What they were saying is that requiring creators of work to perform in order to benefit from having done so is adding an unnecessary step. This becomes more evident when we consider things where performance is less important. You may enjoy performing your music, but if someone composes a piece and you play it, is it fair that you are the only one to benefit and the composer gets nothing, even if you didn't write a note? If an author writes a book, do we just assume that people will want to attend a live reading? I've read lots of books, but I don't want to hear the author read it to me. The valuable part is the book itself, and the important work involved is writing it. Copyright exists so that work can be done even if they don't have a patron who decides to fund it, which very few creators get.
Indeed. There are musicians who enjoy performing. There are others who don't and who particular don't like the tyranny of the tour. Song writers may be poor performers. Mozart was shamelessly exploited as a child as a kind of exhibit. And there are performers who only perform other peoples' material: probably the vast majority of actors and musicians for example. Their careers depend on it being worthwhile for others to provide them with material.
I would argue that if an AI produced work contains recognisable elements from other, copyrighted, pieces of art you can call it copyright infringement.
But if the AI created work does not contain such elements, but it resembles someone's "style", that is not a crime on itself. Many great artists are influenced and inspired by others. Are they facing claims on infringement? No.
"The government must ensure that creators have proper mechanisms to enforce their consent and receive fair compensation for the use of their work by AI developers," their report said.

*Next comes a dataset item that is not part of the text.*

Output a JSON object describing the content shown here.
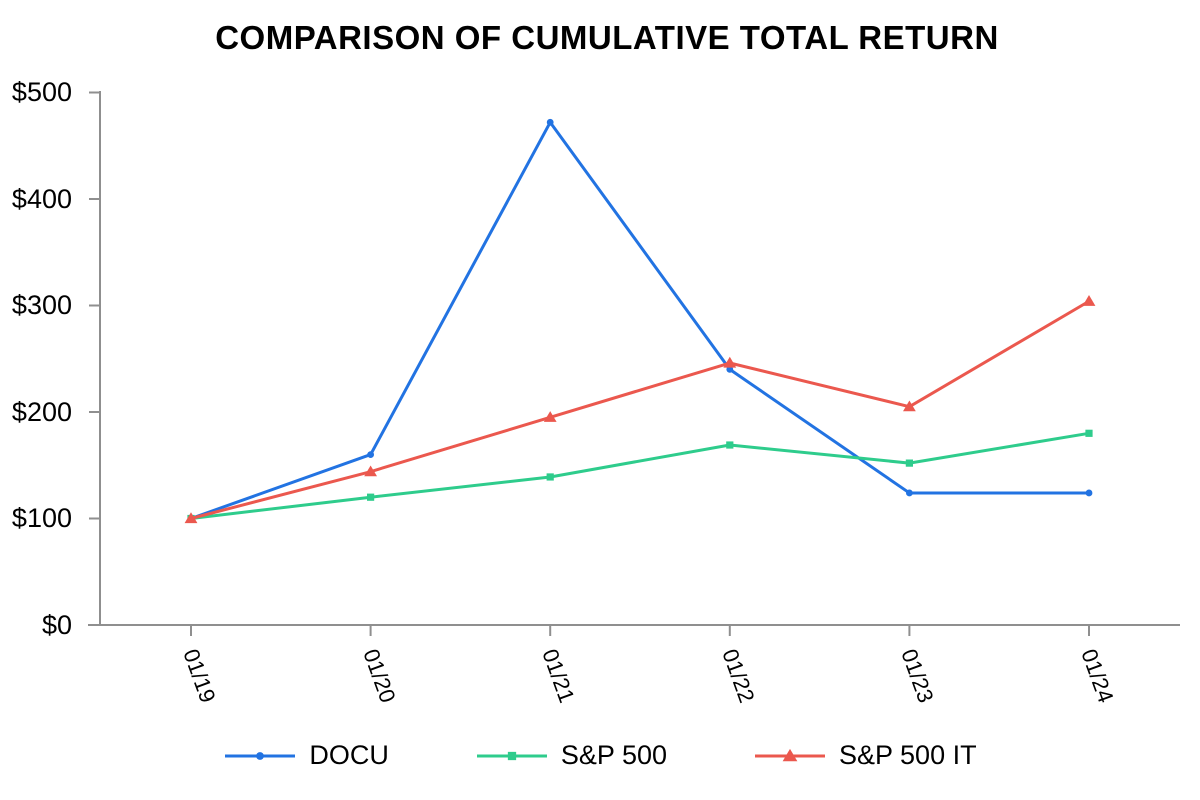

Does AI/Do AI developers/creators have proper mechanisms to enforce their consent and receive fair compensation for the use of their work by governments and civilisations?
Failure to play fair will surely have them taking justifiable umbrage and punitive revenge very likely to create mass madness and mayhem, chaos and conflicts and troubles the like of which you would not wish even on your worst enemy, given how extremely severe and damaging such would most likely be.
Easy.
They are all graduates of Trump University where they taught their students that paying bills is for wimps.
Trump stuffed thousands of contractors (And probably still does suppliers to Mar-A-LArdo)
These guys learned from a master.
Sue them and guess what... these giants have more lawyers that you have had hot dinners this decade. You will lose and they know it.